Filippo Crotti

Posted on Apr 3

Why I built a self-hosted centralized backup manager

#go #webdev #devops #opensource

There’s no shortage of backup tools.

But none of them gave me a simple way to manage backups across multiple machines from one place, so I built my own.

This is the architecture behind it.

The problem

I was managing backups for a small setup: two servers, a handful of Docker containers, and a few directories that needed regular backups.

What I wanted was simple:

one place to see all backups
clear visibility on what ran, when, and whether it succeeded
metrics like transferred data and snapshot size
SSO support via OIDC, since my stack already runs behind Zitadel

There was also another constraint in the background: compliance.

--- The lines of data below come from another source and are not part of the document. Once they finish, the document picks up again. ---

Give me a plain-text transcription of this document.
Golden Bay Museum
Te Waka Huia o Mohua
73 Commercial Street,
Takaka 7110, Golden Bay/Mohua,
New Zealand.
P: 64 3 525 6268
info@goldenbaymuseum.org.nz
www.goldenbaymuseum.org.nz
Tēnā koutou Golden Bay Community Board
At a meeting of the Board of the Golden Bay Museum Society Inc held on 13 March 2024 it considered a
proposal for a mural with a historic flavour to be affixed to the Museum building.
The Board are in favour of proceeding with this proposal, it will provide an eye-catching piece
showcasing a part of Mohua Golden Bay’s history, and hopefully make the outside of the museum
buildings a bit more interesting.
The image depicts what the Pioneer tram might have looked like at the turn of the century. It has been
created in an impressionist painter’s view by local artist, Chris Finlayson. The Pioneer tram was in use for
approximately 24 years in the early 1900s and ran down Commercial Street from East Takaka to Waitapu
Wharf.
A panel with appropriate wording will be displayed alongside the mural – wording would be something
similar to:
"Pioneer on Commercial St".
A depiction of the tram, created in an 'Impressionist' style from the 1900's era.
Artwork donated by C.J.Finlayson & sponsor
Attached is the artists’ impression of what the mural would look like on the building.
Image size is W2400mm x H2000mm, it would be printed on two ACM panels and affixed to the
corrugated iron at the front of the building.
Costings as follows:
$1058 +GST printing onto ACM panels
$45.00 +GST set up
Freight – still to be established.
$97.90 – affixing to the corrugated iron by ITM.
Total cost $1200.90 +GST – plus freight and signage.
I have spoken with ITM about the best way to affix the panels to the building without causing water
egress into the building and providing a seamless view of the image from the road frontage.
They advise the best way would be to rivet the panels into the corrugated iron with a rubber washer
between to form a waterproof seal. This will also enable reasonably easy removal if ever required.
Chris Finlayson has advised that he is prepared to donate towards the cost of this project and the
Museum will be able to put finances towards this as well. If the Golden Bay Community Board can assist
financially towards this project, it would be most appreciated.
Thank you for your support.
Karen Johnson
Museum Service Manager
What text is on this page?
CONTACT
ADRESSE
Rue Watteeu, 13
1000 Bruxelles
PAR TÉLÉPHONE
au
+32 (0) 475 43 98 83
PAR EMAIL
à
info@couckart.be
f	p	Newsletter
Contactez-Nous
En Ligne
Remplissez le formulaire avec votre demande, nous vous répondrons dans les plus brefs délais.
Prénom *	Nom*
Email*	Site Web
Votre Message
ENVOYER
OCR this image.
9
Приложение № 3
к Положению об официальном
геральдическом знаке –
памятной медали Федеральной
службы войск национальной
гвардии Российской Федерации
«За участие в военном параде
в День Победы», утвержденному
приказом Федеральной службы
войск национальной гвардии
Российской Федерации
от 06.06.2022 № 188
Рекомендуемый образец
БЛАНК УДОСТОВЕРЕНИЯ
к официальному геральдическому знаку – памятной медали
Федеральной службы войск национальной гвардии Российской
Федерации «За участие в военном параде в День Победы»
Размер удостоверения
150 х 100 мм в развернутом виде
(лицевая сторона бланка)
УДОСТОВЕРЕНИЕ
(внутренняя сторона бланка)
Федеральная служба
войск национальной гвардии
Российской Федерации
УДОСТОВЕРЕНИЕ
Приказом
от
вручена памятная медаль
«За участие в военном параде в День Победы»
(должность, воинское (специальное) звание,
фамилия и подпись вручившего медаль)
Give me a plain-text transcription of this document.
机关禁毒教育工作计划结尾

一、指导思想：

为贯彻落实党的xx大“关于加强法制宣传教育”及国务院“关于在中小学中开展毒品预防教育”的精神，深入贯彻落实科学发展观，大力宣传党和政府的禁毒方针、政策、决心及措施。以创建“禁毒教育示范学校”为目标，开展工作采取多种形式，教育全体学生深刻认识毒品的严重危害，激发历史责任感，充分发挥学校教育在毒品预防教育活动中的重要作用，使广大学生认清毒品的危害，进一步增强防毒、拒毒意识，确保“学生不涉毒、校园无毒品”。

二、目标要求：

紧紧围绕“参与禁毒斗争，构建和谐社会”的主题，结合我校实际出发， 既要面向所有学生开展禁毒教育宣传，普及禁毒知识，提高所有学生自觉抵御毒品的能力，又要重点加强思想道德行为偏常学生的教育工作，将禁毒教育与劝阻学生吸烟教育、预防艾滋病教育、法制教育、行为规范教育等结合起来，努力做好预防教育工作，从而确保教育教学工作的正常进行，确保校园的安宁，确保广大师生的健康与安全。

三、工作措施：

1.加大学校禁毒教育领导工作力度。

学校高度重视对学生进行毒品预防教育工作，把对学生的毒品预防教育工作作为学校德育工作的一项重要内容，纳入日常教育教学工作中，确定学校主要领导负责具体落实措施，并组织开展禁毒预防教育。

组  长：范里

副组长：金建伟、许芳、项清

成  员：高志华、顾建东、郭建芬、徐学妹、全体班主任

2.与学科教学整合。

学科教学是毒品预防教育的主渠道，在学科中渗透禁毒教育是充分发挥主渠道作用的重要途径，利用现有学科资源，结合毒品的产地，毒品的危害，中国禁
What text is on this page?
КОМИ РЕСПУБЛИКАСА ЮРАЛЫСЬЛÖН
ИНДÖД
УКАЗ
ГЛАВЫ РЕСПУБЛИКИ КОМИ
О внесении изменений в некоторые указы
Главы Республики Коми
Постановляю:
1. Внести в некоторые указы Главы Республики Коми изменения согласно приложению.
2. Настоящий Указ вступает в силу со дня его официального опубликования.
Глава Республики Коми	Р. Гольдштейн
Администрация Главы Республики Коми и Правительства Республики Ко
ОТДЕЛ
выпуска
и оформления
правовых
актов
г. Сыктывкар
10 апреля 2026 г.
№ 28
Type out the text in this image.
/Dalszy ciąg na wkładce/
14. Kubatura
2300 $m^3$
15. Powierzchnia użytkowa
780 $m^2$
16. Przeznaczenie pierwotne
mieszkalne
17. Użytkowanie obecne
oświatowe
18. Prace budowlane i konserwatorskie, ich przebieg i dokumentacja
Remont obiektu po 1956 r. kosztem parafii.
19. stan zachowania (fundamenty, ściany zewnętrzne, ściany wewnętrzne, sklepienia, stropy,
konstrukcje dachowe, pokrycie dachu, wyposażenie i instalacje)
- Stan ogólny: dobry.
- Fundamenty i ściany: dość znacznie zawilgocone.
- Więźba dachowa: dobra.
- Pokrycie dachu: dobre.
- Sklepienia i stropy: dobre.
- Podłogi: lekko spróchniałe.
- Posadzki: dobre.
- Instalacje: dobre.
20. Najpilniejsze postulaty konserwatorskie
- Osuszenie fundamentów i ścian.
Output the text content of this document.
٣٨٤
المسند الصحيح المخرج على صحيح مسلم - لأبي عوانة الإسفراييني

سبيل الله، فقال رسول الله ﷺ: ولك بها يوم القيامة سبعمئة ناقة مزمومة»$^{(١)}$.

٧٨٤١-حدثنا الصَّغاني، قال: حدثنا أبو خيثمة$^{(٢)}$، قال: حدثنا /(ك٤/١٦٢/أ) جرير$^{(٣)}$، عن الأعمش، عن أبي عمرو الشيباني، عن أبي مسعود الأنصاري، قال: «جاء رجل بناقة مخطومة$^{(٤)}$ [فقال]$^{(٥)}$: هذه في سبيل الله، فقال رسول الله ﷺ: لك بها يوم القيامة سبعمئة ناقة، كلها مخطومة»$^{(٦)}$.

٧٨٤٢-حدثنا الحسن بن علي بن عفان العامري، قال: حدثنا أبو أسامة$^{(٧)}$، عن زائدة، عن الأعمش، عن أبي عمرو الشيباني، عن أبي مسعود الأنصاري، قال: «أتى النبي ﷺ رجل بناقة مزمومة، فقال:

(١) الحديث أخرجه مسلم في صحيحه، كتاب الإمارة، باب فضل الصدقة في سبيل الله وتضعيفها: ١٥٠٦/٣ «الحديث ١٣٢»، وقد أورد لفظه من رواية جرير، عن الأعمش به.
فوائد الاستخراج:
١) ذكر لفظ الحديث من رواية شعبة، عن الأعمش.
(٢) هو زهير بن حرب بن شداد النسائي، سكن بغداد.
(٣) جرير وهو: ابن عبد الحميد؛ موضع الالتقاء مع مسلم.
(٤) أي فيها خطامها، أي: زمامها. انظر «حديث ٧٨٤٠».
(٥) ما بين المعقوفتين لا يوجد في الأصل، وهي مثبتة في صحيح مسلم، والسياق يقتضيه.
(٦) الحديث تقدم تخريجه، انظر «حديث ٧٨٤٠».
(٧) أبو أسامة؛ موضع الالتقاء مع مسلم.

I had started evaluating what would be needed to align with ISO 27001, and backup visibility, traceability, and centralized control quickly became non-negotiable.

Backrest was the closest match I found. It’s well built, and Restic is rock solid underneath.

The problem is that Backrest is still single-machine. You deploy one instance per server, and each one has its own UI. That is not centralized management. It is just multiple dashboards.

Other solutions exist, but none of them matched the combination I needed.

I could not find an open source tool that combined:

centralized management
a modern UI
proper OIDC support
a structure that could fit into a compliance-oriented setup

So I built Arkeep.

Why not just use scripts?

Could I have glued everything together with cron, Restic, and a few shell scripts? Yes.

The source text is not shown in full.